New York Times, Story by, Anahad O’Connor


The beverage giants Coca-Cola and PepsiCo have given millions of dollars to nearly 100 prominent health groups in recent years, while simultaneously spending millions to defeat public health legislation that would reduce Americans’ soda intake, according to public health researchers.

The findings, published on Monday in the American Journal of Preventive Medicine, document the beverage industry’s deep financial ties to the health community over the past five years, as part of a strategy to silence health critics and gain unlikely allies against soda regulations.

The study’s authors, Michael Siegel, a professor at the Boston University school of public health, and Daniel Aaron, a student at Boston University’s medical school, scoured public records including news releases, newspaper databases, lobbying reports, the medical literature and information released by the beverage giants themselves. While some of the incidents cited in the study already have been reported by news organizations, the medical journal report is the first to take a comprehensive look at the industry’s strategy of donating to health organizations while at the same time lobbying against public health measures. The study tracked industry donations and lobbying spending from 2011 through 2015, at a time when many cities were mulling soda taxes or other regulations to combat obesity.

“We wanted to look at what these companies really stand for,” said Mr. Aaron, the study’s co-author. “And it looks like they are not helping public health at all — in fact they’re opposing it almost across the board, which calls these sponsorships into question.”

Mr. Aaron said that the industry donations created “clear-cut conflicts of interest” for the health groups that accepted them.

The report found a number of instances in which influential health groups accepted beverage industry donations and then backed away from supporting soda taxes or remained noticeably silent about the initiatives.

In one instance cited in the study, the nonprofit group Save the Children, which had actively supported soda tax campaigns in several states, did an about face and withdrew its support in 2010. The group had accepted a $5 million grant from Pepsi and was seeking a major grant from Coke to help pay for its health and education programs for children.

Responding to the new research, Save the Children said, in a statement, that the group in 2010 had decided to focus on early childhood education, and that its decision to stop supporting soda taxes “was unrelated to any corporate support that Save the Children received.”

When New York proposed a ban on extra-large sodas in 2012, the Academy of Nutrition and Dietetics cited “conflicting research” and didn’t support the effort. The academy accepted $525,000 in donations from Coke in 2012. The following year it took a $350,000 donation from the company.

The academy said it no longer has a sponsorship relationship with the beverage firms.

The N.A.A.C.P. and the Hispanic Federation have publicly opposed anti-soda initiatives despite disproportionately high rates of obesity in black and Hispanic communities.

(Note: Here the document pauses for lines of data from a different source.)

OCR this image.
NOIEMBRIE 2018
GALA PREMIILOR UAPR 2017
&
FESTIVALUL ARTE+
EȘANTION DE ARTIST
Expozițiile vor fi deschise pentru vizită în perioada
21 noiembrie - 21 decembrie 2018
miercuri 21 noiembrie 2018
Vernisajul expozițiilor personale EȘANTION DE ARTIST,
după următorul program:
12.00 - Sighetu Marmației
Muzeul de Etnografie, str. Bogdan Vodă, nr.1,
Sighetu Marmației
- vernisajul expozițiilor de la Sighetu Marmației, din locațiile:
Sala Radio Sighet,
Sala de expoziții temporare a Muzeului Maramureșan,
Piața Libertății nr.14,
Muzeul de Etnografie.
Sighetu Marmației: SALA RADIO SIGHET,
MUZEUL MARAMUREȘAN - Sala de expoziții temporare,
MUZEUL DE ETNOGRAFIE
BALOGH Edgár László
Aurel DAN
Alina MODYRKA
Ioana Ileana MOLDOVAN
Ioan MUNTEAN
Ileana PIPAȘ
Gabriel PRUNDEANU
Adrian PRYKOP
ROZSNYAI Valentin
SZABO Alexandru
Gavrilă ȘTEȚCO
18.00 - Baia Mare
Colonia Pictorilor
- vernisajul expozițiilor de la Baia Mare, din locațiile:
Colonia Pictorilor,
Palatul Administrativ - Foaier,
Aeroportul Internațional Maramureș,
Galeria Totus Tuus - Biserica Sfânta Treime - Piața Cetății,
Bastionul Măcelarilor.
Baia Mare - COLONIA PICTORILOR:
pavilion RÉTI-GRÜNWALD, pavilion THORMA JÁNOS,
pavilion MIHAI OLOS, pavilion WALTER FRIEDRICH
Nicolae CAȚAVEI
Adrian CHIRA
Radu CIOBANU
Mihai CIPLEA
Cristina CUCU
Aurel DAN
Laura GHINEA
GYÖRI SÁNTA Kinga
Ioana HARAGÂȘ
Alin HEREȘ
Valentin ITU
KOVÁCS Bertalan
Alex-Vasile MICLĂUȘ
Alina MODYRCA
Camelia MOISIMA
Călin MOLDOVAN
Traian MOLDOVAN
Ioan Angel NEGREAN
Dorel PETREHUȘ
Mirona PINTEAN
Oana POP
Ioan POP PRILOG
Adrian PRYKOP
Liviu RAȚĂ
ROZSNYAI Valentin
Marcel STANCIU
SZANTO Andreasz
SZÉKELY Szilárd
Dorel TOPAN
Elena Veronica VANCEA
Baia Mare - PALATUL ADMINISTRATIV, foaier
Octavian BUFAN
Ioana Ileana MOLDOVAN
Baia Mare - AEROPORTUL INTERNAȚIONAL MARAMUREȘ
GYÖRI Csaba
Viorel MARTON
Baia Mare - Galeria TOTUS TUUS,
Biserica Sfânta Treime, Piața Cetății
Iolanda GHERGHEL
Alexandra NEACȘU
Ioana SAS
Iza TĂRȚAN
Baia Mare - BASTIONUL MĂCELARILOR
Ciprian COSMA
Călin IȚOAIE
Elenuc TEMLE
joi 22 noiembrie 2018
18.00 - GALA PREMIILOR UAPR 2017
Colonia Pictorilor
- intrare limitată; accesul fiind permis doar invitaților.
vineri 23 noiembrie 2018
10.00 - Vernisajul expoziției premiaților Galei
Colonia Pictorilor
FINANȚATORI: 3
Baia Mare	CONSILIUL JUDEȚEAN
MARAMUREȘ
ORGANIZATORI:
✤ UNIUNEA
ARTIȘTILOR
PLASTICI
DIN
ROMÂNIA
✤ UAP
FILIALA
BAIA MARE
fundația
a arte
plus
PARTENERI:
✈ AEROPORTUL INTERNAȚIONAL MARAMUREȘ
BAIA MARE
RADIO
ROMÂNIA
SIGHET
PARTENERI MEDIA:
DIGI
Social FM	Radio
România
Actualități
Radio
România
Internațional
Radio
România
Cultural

Coke made more than $1 million in donations to the N.A.A.C.P. between 2010 and 2015, and more than $600,000 to the Hispanic Federation between 2012 and 2015. The groups did not respond to requests for comment.

“The beverage industry is using corporate philanthropy to undermine public health measures,” said Kelly D. Brownell, dean of the Sanford School of Public Policy at Duke, who was not involved in the new research.

The American Diabetes Association accepted $140,000 from the company between 2012 and 2014. The American Heart Association received more than $400,000 from Coke between 2010 and 2015. And the National Institutes of Health received nearly $2 million from Coke between 2010 and 2014.